Bunun nedeni ise sadece Türkiye’nin AB’nin temel değerlerinden her gün daha fazla uzaklaşıyor olması değil. AB de kendi içinde zor bir dönemden geçiyor. Mevcut birliğini kurtarmaya çalışan Avrupa’nın, demokratik değerlerden uzaklaşan bir ülkeyi üye yapmak için fazla çaba sarf etmeyeceği aşikâr.
Fakat bu durumun AKP iktidarını rahatsız ettiğini gösteren fazla bir emare yok ortada.
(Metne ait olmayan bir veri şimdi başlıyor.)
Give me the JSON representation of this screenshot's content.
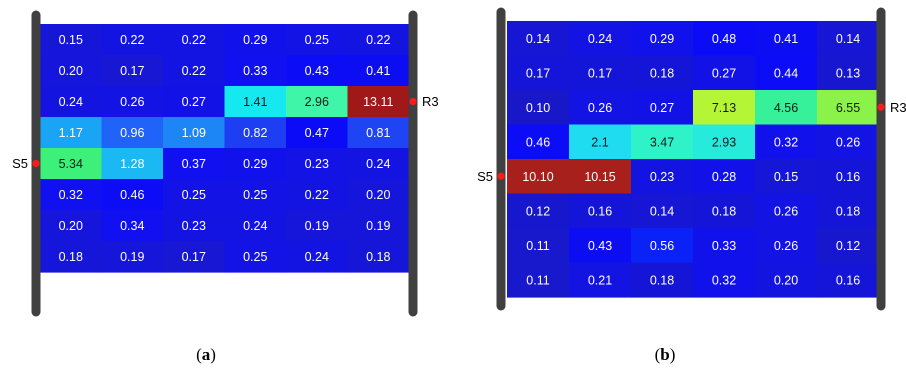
{
  "chart_data": [
    {
      "type": "heatmap",
      "panel": "a",
      "caption": {
        "open": "(",
        "letter": "a",
        "close": ")"
      },
      "left_label": "S5",
      "left_label_row": 4,
      "right_label": "R3",
      "right_label_row": 2,
      "rows": [
        [
          0.15,
          0.22,
          0.22,
          0.29,
          0.25,
          0.22
        ],
        [
          0.2,
          0.17,
          0.22,
          0.33,
          0.43,
          0.41
        ],
        [
          0.24,
          0.26,
          0.27,
          1.41,
          2.96,
          13.11
        ],
        [
          1.17,
          0.96,
          1.09,
          0.82,
          0.47,
          0.81
        ],
        [
          5.34,
          1.28,
          0.37,
          0.29,
          0.23,
          0.24
        ],
        [
          0.32,
          0.46,
          0.25,
          0.25,
          0.22,
          0.2
        ],
        [
          0.2,
          0.34,
          0.23,
          0.24,
          0.19,
          0.19
        ],
        [
          0.18,
          0.19,
          0.17,
          0.25,
          0.24,
          0.18
        ]
      ],
      "labels": [
        [
          "0.15",
          "0.22",
          "0.22",
          "0.29",
          "0.25",
          "0.22"
        ],
        [
          "0.20",
          "0.17",
          "0.22",
          "0.33",
          "0.43",
          "0.41"
        ],
        [
          "0.24",
          "0.26",
          "0.27",
          "1.41",
          "2.96",
          "13.11"
        ],
        [
          "1.17",
          "0.96",
          "1.09",
          "0.82",
          "0.47",
          "0.81"
        ],
        [
          "5.34",
          "1.28",
          "0.37",
          "0.29",
          "0.23",
          "0.24"
        ],
        [
          "0.32",
          "0.46",
          "0.25",
          "0.25",
          "0.22",
          "0.20"
        ],
        [
          "0.20",
          "0.34",
          "0.23",
          "0.24",
          "0.19",
          "0.19"
        ],
        [
          "0.18",
          "0.19",
          "0.17",
          "0.25",
          "0.24",
          "0.18"
        ]
      ],
      "cell_colors": [
        [
          "#1616d8",
          "#1414e2",
          "#1414e2",
          "#1111ec",
          "#1313e6",
          "#1414e2"
        ],
        [
          "#1515dc",
          "#1717d4",
          "#1414e2",
          "#1010f0",
          "#0c0cf6",
          "#0d0df4"
        ],
        [
          "#1414e0",
          "#1313e4",
          "#1212e6",
          "#16e8f0",
          "#3ef5a8",
          "#a01818"
        ],
        [
          "#1aa4f6",
          "#1f63f8",
          "#1c86f6",
          "#1e3ef4",
          "#0b0bf8",
          "#1e44f4"
        ],
        [
          "#3df07a",
          "#1bb9f4",
          "#1010f0",
          "#1111ec",
          "#1313e6",
          "#1414e2"
        ],
        [
          "#1010f0",
          "#0c0cf6",
          "#1313e6",
          "#1313e6",
          "#1414e2",
          "#1515dc"
        ],
        [
          "#1515dc",
          "#1010f0",
          "#1414e2",
          "#1414e2",
          "#1616da",
          "#1616da"
        ],
        [
          "#1616d8",
          "#1616da",
          "#1717d4",
          "#1313e6",
          "#1414e2",
          "#1616d8"
        ]
      ],
      "dark_text_cells": [
        [
          2,
          3
        ],
        [
          2,
          4
        ],
        [
          4,
          0
        ]
      ]
    },
    {
      "type": "heatmap",
      "panel": "b",
      "caption": {
        "open": "(",
        "letter": "b",
        "close": ")"
      },
      "left_label": "S5",
      "left_label_row": 4,
      "right_label": "R3",
      "right_label_row": 2,
      "rows": [
        [
          0.14,
          0.24,
          0.29,
          0.48,
          0.41,
          0.14
        ],
        [
          0.17,
          0.17,
          0.18,
          0.27,
          0.44,
          0.13
        ],
        [
          0.1,
          0.26,
          0.27,
          7.13,
          4.56,
          6.55
        ],
        [
          0.46,
          2.1,
          3.47,
          2.93,
          0.32,
          0.26
        ],
        [
          10.1,
          10.15,
          0.23,
          0.28,
          0.15,
          0.16
        ],
        [
          0.12,
          0.16,
          0.14,
          0.18,
          0.26,
          0.18
        ],
        [
          0.11,
          0.43,
          0.56,
          0.33,
          0.26,
          0.12
        ],
        [
          0.11,
          0.21,
          0.18,
          0.32,
          0.2,
          0.16
        ]
      ],
      "labels": [
        [
          "0.14",
          "0.24",
          "0.29",
          "0.48",
          "0.41",
          "0.14"
        ],
        [
          "0.17",
          "0.17",
          "0.18",
          "0.27",
          "0.44",
          "0.13"
        ],
        [
          "0.10",
          "0.26",
          "0.27",
          "7.13",
          "4.56",
          "6.55"
        ],
        [
          "0.46",
          "2.1",
          "3.47",
          "2.93",
          "0.32",
          "0.26"
        ],
        [
          "10.10",
          "10.15",
          "0.23",
          "0.28",
          "0.15",
          "0.16"
        ],
        [
          "0.12",
          "0.16",
          "0.14",
          "0.18",
          "0.26",
          "0.18"
        ],
        [
          "0.11",
          "0.43",
          "0.56",
          "0.33",
          "0.26",
          "0.12"
        ],
        [
          "0.11",
          "0.21",
          "0.18",
          "0.32",
          "0.20",
          "0.16"
        ]
      ],
      "cell_colors": [
        [
          "#1616d4",
          "#1313e4",
          "#1111ec",
          "#0b0bf8",
          "#0d0df4",
          "#1616d4"
        ],
        [
          "#1515da",
          "#1515da",
          "#1515d8",
          "#1212e6",
          "#0c0cf6",
          "#1717d0"
        ],
        [
          "#1818c8",
          "#1313e4",
          "#1212e6",
          "#b4f535",
          "#37f09a",
          "#8af248"
        ],
        [
          "#0c0cf6",
          "#20dcf0",
          "#2ef2c8",
          "#26eadc",
          "#1111ec",
          "#1313e4"
        ],
        [
          "#a8201c",
          "#a8201c",
          "#1414e0",
          "#1212e8",
          "#1616d6",
          "#1515d8"
        ],
        [
          "#1717ce",
          "#1515d8",
          "#1616d4",
          "#1515d8",
          "#1313e4",
          "#1515d8"
        ],
        [
          "#1818cc",
          "#0d0df4",
          "#0a22f8",
          "#1111ec",
          "#1313e4",
          "#1717ce"
        ],
        [
          "#1818cc",
          "#1414e2",
          "#1515d8",
          "#1111ec",
          "#1414e0",
          "#1515d8"
        ]
      ],
      "dark_text_cells": [
        [
          2,
          3
        ],
        [
          2,
          4
        ],
        [
          2,
          5
        ],
        [
          3,
          1
        ],
        [
          3,
          2
        ],
        [
          3,
          3
        ]
      ]
    }
  ]
}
Avrupa’nın, mülteciler ve IŞİD ile mücadele gibi konularda Türkiye’ye muhtaç olduğunu göstermesi -ki şu anda yaptığı budur- AKP’ye yetiyor, çünkü bunu içerde siyasi prime dönüştürebiliyor.
Yoksa Cumhurbaşkanı Erdoğan’ın güdümünde olan AKP, AB üyeliği için uyulması gereken “Kopenhag Kriterleri” ile Türkiye’de kurmak istediği düzenin uyuşmadığını çoktan anladı. AKP’nin bu kriterlere uyması, din eksenli ideolojisinden vazgeçip laik dünya görüşü ile liberal demokrasinin tüm gereklerini eksiksiz kabul etmesi anlamına geliyor ki, bunu yapması mümkün değil.
Davutoğlu’nun Brüksel zirvesinde “Biz bir Avrupa halkıyız. Kıtanın kaderi hepimizin ortak konusudur ve Türkiye bu konuda elinden gelen her şeyi yapmaya hazırdır” demiş olması ise bu çerçevede güzel bir laf olmanın ötesinde fazla bir şey ifade etmiyor.
Kısacası, Avrupa Türkiye’ye artık, Mısır veya Suudi Arabistan gibi, stratejik değeri olan herhangi bir Ortadoğu ülkesi gibi bakarak Ankara ile bu bağlamda “pragmatik” ilişkiler geliştirmek istiyor, yoksa bunun ötesine geçip Türkiye’yi bir an evvel AB’ye üye yapmak gibi bir çabası yok.